2012年1月24日火曜日

Wolbachiaでデング熱を防ぐ

しばらく前の論文ですが、ちょうどデング熱を媒介するAedes aegyptiのコントロールとWolbachiaとの両方を紹介したので、紹介します。

感染後の有効な対策がないデング熱ではウイルスを媒介する蚊を減らす事が有効な対策として考えられます。当然殺虫剤が使われている訳ですが、やがて蚊は耐性を獲得するでしょうし、人体への健康被害や生態系への影響も軽視できません。デング熱を媒介する蚊Aedes aegyptiだけを減少させることができればよいのですが、以前紹介したように遺伝子組み換えは周囲の抵抗も強く当面は現実的ではありません。

以下の2つの論文では、自然に存在するものを使ってデング熱を減らそうという試みを紹介しています。昆虫の共生・寄生細菌であるWolbachiaを用いて蚊の自然集団の性質をコントロールしようとする試みです。Wolbachiaは自身を効率よく伝播させるために細胞質不和合という現象を起こします.感染したオスと非感染メスとの交配で生まれた卵が発生しない現象で、これには(悲感染雌の生殖成功率を下げることで、)雌を介してしか伝播しないWolbachiaの、集団中での頻度を上げる効果があります。

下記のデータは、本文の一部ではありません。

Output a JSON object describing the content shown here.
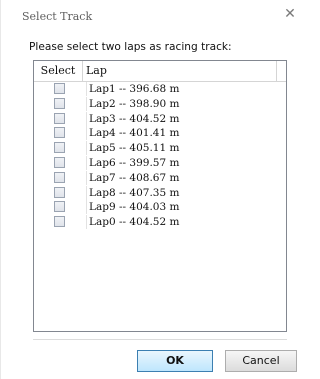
{
  "window": {
    "title": "Select Track"
  },
  "prompt": "Please select two laps as racing track:",
  "table": {
    "headers": {
      "select": "Select",
      "lap": "Lap"
    },
    "rows": [
      {
        "label": "Lap1  -- 396.68 m",
        "checked": false
      },
      {
        "label": "Lap2  -- 398.90 m",
        "checked": false
      },
      {
        "label": "Lap3  -- 404.52 m",
        "checked": false
      },
      {
        "label": "Lap4  -- 401.41 m",
        "checked": false
      },
      {
        "label": "Lap5  -- 405.11 m",
        "checked": false
      },
      {
        "label": "Lap6  -- 399.57 m",
        "checked": false
      },
      {
        "label": "Lap7  -- 408.67 m",
        "checked": false
      },
      {
        "label": "Lap8  -- 407.35 m",
        "checked": false
      },
      {
        "label": "Lap9  -- 404.03 m",
        "checked": false
      },
      {
        "label": "Lap0  -- 404.52 m",
        "checked": false
      }
    ]
  },
  "buttons": {
    "ok": "OK",
    "cancel": "Cancel"
  },
  "icons": {
    "close": "close-icon",
    "checkbox": "checkbox-icon"
  }
}
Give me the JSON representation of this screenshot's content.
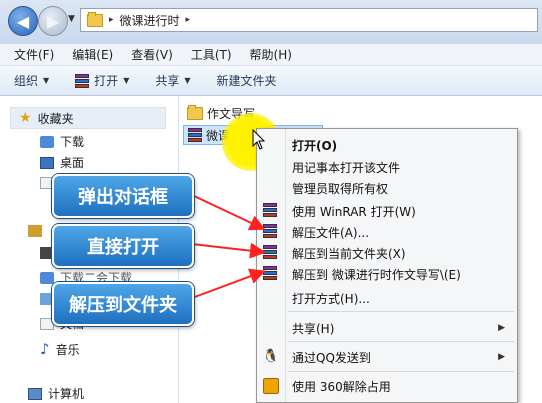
{
  "address": {
    "breadcrumb": "微课进行时",
    "chevron": "▸"
  },
  "menu": {
    "items": [
      "文件(F)",
      "编辑(E)",
      "查看(V)",
      "工具(T)",
      "帮助(H)"
    ]
  },
  "toolbar": {
    "organize": "组织",
    "open": "打开",
    "share": "共享",
    "new_folder": "新建文件夹"
  },
  "sidebar": {
    "favorites": "收藏夹",
    "downloads": "下载",
    "desktop": "桌面",
    "partial_download": "下载二会下载",
    "music": "音乐",
    "partial_doc": "文档",
    "computer": "计算机"
  },
  "files": [
    {
      "name": "作文导写",
      "type": "folder"
    },
    {
      "name": "微课进行时作文导写",
      "type": "rar"
    }
  ],
  "context_menu": {
    "items": [
      "打开(O)",
      "用记事本打开该文件",
      "管理员取得所有权",
      "使用 WinRAR 打开(W)",
      "解压文件(A)...",
      "解压到当前文件夹(X)",
      "解压到 微课进行时作文导写\\(E)",
      "打开方式(H)...",
      "共享(H)",
      "通过QQ发送到",
      "使用 360解除占用"
    ]
  },
  "callouts": {
    "dialog": "弹出对话框",
    "direct": "直接打开",
    "to_folder": "解压到文件夹"
  },
  "colors": {
    "callout_bg": "#2f86d6",
    "arrow": "#ff2020",
    "highlight": "#fff200"
  }
}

実際に、キイロショウジョウバエのWolbachiaであるwMelをAedes aegyptiに感染させたところ、細胞質不和合を起こし、最初65%の感染率だったものが数世代経ると100%の感染率になったそうです。また、Wolbachiaの感染は、デング熱ウイルスの血清型2の伝播を阻害する効果が認められたので、これは有効なデング熱対策の可能性を持っています。もっとも、蚊を減らす効果があるわけではないので、目覚ましい成果は期待できないのも確かです。

The wMel Wolbachia strain blocks dengue and invades caged Aedes aegypti populations
Walker T, Johnson PH, Moreira LA, Iturbe-Ormaetxe I, Frentiu FD, McMeniman CJ, Leong YS, Dong Y, Axford J, Kriesner P, Lloyd AL, Ritchie SA, O'Neill SL, Hoffmann AA.
Nature. 2011 Aug 24;476(7361):450-3. doi: 10.1038/nature10355.

Successful establishment of Wolbachia in Aedes populations to suppress dengue transmission
Hoffmann AA, Montgomery BL, Popovici J, Iturbe-Ormaetxe I, Johnson PH, Muzzi F, Greenfield M, Durkan M, Leong YS, Dong Y, Cook H, Axford J, Callahan AG, Kenny N, Omodei C, McGraw EA, Ryan PA, Ritchie SA, Turelli M, O'Neill SL.
Nature. 2011 Aug 24;476(7361):454-7. doi: 10.1038/nature10356.